Como tratam o Covid-19 lá fora (Taiwan)

Lá fora, o melhor exemplo de resposta à pandemia é, sem dúvida, o de Taiwan, que mesmo ao lado da China tinha previsões de vítimas feitas por diversas universidades de renome que colocavam Taiwan como o segundo país mais afetado logo a seguir à China.

Para contrariar tal cenário, o governo de Taiwan, resolveu desde muito cedo impor restrições de viagens, quarenta e o uso de máscaras obrigatório.

Quando em finais do ano passado, ainda a máquina de propaganda de Pequim dizia que estava tudo controlado em Wuhan e os responsáveis da Organização Mundial de Saúde, como bom servos obedientes, anunciam que tudo não passava de um surto local devidamente controlado pela China, o Governo de Taiwan manda os seus próprios peritos ao terreno verificar a situação.

Ainda em Dezembro, todos os passageiros de vôos provenientes da China tinham a sua febre medida e quem apresentava sintomas de gripe seguia para quarentena.

Quando os peritos que tinham sido enviados para Wuhan regressam, os seus relatos contrariam a versão da China e da OMS, afinal as coisas estavam tão más, o cenário era tão horrível que imediatamente a seguir ao seu regresso são tomadas medidas de restrição de viagens, quarentena e uso obrigatório de máscara. 

Estávamos ainda no início de Fevereiro e as viagens de e para a China são proibidas e de seguida são fechadas as fronteiras.

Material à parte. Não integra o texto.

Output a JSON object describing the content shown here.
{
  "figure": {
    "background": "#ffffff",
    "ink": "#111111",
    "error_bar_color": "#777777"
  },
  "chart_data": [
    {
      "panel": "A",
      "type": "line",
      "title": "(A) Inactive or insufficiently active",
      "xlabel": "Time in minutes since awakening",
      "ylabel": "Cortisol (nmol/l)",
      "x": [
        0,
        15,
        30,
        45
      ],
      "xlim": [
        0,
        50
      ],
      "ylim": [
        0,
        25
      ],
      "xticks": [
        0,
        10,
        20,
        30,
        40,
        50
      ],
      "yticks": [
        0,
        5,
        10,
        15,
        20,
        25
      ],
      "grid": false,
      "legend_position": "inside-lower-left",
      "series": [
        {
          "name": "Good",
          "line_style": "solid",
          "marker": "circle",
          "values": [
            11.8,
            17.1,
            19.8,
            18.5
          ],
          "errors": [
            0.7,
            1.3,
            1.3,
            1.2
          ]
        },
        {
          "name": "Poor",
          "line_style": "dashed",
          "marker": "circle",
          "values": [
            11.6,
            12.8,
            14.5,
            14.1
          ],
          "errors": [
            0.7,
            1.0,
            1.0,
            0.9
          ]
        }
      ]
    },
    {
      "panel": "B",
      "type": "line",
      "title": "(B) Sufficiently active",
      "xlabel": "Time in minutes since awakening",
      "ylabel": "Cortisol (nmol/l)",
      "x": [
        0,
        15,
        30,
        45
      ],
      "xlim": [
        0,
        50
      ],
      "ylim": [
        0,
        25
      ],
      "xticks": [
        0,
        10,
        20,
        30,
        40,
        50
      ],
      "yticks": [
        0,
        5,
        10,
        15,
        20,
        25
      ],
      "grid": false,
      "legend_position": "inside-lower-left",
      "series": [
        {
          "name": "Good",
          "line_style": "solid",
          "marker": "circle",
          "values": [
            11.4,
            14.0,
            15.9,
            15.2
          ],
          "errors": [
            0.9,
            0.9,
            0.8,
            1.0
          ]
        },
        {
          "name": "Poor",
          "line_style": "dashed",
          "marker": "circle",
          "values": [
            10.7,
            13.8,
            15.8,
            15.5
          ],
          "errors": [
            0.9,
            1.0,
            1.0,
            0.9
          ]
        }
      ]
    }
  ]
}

Em Taiwan apenas entram os seus emigrantes regressados e, todos sem excepção, são sujeitos a quarentena com monitorização permanente por parte do Governo.

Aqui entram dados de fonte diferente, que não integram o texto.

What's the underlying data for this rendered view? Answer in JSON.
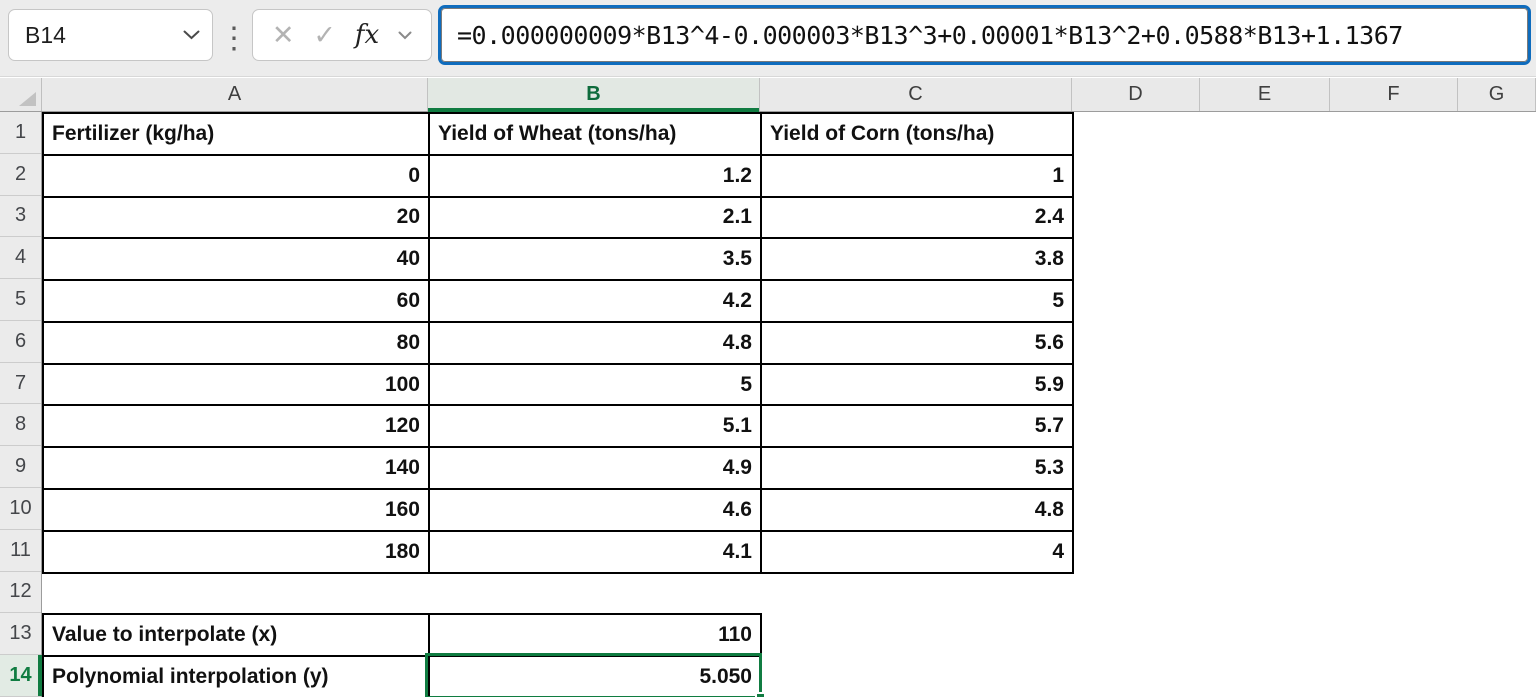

As máscaras são desde início, de uso obrigatório, e Taiwan, à semelhança de grande parte do mundo, dependia fortemente de importações para fazer face à falta destes equipamentos. Os seus governantes ao contrário dos de Portugal, em vez de mentir aos seus cidadãos, e dizer que as máscaras não tinham importância para controlar a propagação do vírus, assumiram controlo da produção de máscaras, converteram fábricas para responder à demanda e asseguraram a distribuição das mesmas à população em geral.

Finalmente, os cenários negros previstos por diversos técnicos não se verificaram em Taiwan e tal se deve somente ao esforço do seu governo que, ao invés de esperar para agir ou inclusive de seguir as parcas e contraditórias recomendações da OMS resolveu pôr os seus cidadãos em primeiro lugar e agir.

Os números hoje de Taiwan, provam isso mesmo, 5 mortos até hoje e 373 casos confirmados, e para aqueles que dizem que estes números só são possíveis porque se trata de uma ilha, olhem para a Austrália, uma ilha com sensivelmente o mesmo número de habitantes, uma densidade populacional muito inferior e com muito menos laços com a China  mas que apresenta já 40 mortos e 5.797 infectados.